By studying the genotypic, phenotypic and environmental correlation it has been observed that in all the case pods/plant and harvest index were a significantly positive correlation with seed yield, hence the above study those traits can be chosen for the selection of desired genotypes. In the case of genotypic and phenotypic correlation, the traits like plant height and 100 seed weight have a significant positive correlation with seed yield; thus, those characters are idle to select desired genotypes.
Path coefficient analysis
The residual effect is 0.268 (Table 6) suggests that it is in the range of moderate, which indicates that some more characters contribute to grain yield that needs to be studied.

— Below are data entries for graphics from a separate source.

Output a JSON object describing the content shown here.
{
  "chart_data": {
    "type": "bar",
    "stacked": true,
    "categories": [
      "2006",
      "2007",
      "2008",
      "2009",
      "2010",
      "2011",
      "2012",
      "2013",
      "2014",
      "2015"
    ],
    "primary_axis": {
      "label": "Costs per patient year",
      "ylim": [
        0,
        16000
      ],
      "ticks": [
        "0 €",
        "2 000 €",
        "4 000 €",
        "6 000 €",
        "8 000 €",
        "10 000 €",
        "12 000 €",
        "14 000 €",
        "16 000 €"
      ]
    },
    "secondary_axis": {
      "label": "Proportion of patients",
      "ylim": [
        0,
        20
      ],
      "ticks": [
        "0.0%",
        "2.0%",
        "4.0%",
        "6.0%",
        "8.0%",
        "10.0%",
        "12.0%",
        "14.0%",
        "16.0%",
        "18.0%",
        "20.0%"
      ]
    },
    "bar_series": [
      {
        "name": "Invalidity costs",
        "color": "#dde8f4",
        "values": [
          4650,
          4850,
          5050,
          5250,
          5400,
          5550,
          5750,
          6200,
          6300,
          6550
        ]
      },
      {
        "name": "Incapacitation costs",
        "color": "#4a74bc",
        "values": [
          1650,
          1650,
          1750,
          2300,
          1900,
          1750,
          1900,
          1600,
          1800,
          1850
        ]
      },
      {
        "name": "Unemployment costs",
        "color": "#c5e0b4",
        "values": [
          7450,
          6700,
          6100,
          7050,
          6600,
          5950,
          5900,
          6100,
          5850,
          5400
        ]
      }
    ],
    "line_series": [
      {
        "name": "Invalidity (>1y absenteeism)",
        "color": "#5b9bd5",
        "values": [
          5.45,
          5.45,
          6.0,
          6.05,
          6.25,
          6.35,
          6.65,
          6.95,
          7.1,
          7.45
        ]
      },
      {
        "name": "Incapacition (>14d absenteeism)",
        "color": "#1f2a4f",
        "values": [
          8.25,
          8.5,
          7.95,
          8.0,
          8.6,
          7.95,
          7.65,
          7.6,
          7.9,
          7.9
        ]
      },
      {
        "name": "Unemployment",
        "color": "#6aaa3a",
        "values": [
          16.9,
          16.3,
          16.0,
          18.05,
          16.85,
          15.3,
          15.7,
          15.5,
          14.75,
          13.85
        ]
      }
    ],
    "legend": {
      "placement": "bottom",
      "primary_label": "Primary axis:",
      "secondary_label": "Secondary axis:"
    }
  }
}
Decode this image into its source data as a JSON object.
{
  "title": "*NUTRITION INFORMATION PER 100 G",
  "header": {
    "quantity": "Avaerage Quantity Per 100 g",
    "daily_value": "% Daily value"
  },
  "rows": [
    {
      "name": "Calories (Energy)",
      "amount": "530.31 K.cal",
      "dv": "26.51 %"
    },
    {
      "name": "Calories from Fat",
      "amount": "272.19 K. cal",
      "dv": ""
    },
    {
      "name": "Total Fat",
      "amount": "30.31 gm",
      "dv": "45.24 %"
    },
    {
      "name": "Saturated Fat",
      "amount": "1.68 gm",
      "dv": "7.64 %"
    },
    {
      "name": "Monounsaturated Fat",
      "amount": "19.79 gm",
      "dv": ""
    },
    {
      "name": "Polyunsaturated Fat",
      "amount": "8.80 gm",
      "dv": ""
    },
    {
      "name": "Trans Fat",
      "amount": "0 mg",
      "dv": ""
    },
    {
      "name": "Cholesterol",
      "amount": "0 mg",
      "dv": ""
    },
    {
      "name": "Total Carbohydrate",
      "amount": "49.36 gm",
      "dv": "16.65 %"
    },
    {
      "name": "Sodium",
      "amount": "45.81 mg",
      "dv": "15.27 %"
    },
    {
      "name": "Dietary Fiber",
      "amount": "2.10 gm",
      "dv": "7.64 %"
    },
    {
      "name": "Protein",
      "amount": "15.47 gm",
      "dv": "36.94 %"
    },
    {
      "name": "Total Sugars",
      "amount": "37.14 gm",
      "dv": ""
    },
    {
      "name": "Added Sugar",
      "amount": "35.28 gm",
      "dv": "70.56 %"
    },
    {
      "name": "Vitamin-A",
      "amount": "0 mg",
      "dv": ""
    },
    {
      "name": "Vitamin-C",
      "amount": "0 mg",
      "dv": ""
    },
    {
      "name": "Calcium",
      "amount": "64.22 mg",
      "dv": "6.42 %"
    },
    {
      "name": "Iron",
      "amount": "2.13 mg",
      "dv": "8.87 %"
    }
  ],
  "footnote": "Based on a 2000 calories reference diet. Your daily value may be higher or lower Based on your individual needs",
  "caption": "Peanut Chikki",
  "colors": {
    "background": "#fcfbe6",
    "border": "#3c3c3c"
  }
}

The data revealed (Table 6) that 50% flowering (0.038), plant height (0.243), branches/plant (0.163), pods/plant (0.342), pod length (0.279), 100 seed weight (0.096) and harvest index (0.531) have positive direct effect on seed yield per plant which indicates that they are the main contributors to yield. These characters also produce positive effects of different magnitude when the correlations of most characteristics with seed yield. Similar direct and indirect effects were reported by Mekonnen et al., (2014), Nath et al., (2014), Singh and Srivastava (2013), Nimbalkar et al., (2017), Tadesse et al., (2016), Rajkumar et al., (2014).
By studying the above statement, it can say that the traits 50% flowering, plant height, branches/plant, pods/plant, pod length, 100 seed weight and harvest index have a positive direct effect on seed yield; thus those traits can be used for selection of desired genotypes.